Relative expression of SLC11A1 mRNA in splenic aspirates from VL patients (A) before (Day 0), and (B) after (Day 30), antileishmanial treatment. Data are shown according to genotype (3/3, 2/3, 2/2) at the SLC11A1 GTn promoter repeat polymorphism. Values represent mean ± SEM. Paired Student's T test showed no significant differences in expression of SLC11A1 when D0 values were compared to D30 valules for each genotype. No differences between genotypes were observed at either D0 or D30 as deteremined by one way ANOVA.
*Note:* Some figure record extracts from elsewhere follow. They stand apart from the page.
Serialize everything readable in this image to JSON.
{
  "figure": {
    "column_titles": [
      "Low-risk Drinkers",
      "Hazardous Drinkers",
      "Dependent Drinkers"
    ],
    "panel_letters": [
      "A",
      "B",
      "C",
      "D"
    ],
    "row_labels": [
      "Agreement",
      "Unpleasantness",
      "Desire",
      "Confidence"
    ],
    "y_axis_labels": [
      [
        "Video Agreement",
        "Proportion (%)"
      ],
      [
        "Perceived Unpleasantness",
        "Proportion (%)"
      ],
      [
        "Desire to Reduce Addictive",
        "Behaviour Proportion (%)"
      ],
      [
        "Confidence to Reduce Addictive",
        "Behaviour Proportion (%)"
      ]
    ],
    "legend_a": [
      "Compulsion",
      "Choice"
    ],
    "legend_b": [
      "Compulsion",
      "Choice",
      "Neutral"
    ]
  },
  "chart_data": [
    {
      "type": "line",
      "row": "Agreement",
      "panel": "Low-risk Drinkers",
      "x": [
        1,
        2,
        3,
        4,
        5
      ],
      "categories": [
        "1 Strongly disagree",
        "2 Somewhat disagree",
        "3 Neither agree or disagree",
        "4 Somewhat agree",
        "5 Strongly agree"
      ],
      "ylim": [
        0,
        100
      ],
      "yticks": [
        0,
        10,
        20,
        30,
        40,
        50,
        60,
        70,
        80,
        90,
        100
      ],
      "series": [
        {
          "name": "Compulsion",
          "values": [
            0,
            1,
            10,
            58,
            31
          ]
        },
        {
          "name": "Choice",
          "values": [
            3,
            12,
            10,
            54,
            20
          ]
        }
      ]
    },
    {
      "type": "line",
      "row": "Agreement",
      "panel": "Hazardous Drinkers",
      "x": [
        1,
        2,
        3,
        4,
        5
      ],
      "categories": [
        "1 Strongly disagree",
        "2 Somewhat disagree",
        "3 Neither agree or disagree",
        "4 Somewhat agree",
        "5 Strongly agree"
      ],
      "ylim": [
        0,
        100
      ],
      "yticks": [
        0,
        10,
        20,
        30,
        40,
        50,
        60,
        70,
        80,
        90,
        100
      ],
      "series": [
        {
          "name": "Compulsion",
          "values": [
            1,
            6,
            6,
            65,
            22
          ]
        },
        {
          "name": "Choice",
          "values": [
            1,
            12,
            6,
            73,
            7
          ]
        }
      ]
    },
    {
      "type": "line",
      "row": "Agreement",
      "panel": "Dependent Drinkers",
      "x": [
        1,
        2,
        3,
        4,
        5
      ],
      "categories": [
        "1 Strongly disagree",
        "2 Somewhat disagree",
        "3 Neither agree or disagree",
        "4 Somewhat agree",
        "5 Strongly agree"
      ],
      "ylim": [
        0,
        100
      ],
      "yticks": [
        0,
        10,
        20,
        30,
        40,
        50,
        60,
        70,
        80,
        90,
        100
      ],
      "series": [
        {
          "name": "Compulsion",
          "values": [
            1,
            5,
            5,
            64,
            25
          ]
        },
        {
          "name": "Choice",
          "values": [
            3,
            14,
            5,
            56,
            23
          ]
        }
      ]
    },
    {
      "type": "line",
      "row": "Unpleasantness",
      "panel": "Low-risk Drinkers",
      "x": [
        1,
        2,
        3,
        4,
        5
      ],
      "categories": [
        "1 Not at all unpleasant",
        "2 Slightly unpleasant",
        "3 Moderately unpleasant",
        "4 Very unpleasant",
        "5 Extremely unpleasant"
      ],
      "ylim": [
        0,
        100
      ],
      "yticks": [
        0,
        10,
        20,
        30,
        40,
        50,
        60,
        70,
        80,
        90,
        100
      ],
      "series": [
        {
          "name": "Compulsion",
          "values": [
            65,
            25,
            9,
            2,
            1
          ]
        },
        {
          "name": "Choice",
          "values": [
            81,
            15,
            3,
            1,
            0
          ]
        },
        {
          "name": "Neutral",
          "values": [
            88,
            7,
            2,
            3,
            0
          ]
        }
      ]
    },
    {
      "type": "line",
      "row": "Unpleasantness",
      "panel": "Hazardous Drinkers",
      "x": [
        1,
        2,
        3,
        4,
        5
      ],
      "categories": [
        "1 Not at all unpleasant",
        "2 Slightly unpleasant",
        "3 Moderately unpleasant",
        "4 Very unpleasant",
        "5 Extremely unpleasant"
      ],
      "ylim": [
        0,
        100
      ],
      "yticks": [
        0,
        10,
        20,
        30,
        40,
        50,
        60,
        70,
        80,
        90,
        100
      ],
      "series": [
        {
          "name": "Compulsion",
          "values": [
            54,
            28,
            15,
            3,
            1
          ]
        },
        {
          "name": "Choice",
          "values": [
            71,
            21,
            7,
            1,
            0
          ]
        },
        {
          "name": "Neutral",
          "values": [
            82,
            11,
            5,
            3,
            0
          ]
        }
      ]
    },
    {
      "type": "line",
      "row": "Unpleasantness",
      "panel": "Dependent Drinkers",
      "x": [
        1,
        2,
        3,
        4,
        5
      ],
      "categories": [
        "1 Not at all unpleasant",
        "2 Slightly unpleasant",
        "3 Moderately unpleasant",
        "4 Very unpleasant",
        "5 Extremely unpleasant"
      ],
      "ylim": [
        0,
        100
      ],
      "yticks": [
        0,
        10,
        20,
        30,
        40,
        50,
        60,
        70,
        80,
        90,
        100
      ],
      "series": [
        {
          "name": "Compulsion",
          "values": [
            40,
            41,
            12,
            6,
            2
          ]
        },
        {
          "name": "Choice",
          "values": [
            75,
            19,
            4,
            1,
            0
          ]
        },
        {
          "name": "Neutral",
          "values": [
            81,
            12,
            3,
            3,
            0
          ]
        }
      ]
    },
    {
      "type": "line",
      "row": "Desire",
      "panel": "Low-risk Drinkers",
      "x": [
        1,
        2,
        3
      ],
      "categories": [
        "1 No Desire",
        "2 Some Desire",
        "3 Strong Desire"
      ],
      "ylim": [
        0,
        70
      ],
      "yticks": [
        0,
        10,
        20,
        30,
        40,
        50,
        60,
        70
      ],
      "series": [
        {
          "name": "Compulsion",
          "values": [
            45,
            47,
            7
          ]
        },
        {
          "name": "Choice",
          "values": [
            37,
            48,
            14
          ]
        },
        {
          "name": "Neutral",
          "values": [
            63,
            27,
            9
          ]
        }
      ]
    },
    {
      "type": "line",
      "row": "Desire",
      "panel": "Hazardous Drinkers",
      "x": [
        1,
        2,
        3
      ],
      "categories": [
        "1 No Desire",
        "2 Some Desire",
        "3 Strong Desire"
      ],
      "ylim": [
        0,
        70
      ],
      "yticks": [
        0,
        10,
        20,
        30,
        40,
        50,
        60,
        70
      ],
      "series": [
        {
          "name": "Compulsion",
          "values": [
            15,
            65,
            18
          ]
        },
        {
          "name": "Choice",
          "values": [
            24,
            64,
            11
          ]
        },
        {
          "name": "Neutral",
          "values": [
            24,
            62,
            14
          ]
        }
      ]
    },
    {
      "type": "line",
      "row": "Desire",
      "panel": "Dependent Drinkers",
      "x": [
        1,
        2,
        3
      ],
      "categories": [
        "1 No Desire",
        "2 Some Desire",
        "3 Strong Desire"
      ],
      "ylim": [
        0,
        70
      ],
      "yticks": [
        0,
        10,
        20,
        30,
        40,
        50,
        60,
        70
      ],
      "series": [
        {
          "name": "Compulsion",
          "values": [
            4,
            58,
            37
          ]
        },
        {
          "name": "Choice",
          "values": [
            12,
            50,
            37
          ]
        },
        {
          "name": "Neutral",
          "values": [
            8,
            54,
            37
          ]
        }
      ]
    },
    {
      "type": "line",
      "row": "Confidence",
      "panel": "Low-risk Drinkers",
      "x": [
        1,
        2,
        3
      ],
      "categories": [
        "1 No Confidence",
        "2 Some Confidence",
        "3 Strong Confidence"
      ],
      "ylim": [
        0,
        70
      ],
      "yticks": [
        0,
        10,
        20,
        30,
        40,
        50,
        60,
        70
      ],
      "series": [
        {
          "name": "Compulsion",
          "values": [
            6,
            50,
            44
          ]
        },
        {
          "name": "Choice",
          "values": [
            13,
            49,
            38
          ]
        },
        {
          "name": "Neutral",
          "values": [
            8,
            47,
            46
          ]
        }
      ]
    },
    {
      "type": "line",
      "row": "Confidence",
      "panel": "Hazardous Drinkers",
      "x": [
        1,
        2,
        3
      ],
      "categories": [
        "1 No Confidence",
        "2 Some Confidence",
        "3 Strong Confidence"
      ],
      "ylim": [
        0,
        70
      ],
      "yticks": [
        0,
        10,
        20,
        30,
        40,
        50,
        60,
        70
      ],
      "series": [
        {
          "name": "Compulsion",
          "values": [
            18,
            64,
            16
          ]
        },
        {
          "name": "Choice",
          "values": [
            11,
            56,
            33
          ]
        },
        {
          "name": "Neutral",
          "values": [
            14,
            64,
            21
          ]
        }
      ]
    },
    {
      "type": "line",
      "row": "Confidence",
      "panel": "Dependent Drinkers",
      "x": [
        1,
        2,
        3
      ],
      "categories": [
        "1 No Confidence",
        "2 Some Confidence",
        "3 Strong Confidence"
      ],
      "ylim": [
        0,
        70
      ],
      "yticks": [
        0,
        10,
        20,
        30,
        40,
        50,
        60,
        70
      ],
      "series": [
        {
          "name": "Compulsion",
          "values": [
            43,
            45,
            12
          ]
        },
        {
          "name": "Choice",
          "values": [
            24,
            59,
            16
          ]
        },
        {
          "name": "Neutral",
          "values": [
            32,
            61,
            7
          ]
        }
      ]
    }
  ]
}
Here we re-examined SLC11A1 as a candidate gene for susceptibility to VL in India. Despite preliminary evidence for a role for putative functional polymorphisms in the 5' promoter and 3'UTR regions, we were unable to find supporting evidence for this in functional studies or in a large, well-powered, replication sample for association analysis. We conclude that SLC11A1 does not play a major role in determining susceptibility to VL in India. These results also call into question the earlier association observed between VL and SLC11A1 in Sudan [12], which was based on a single small sample of families. Whilst this could represent genetic heterogeneity between human populations and/or the parasite, it is also possible that this first report of association in humans could be a case of beginner's curse. Results presented here suggest that associations observed in small-scale primary samples require validation to determine whether they remain true for the population in which they have been observed.

Conclusions

This is the first well-powered study of SLC11A1 as a candidate for VL, which we conclude does have a major role in regulating VL susceptibility in India.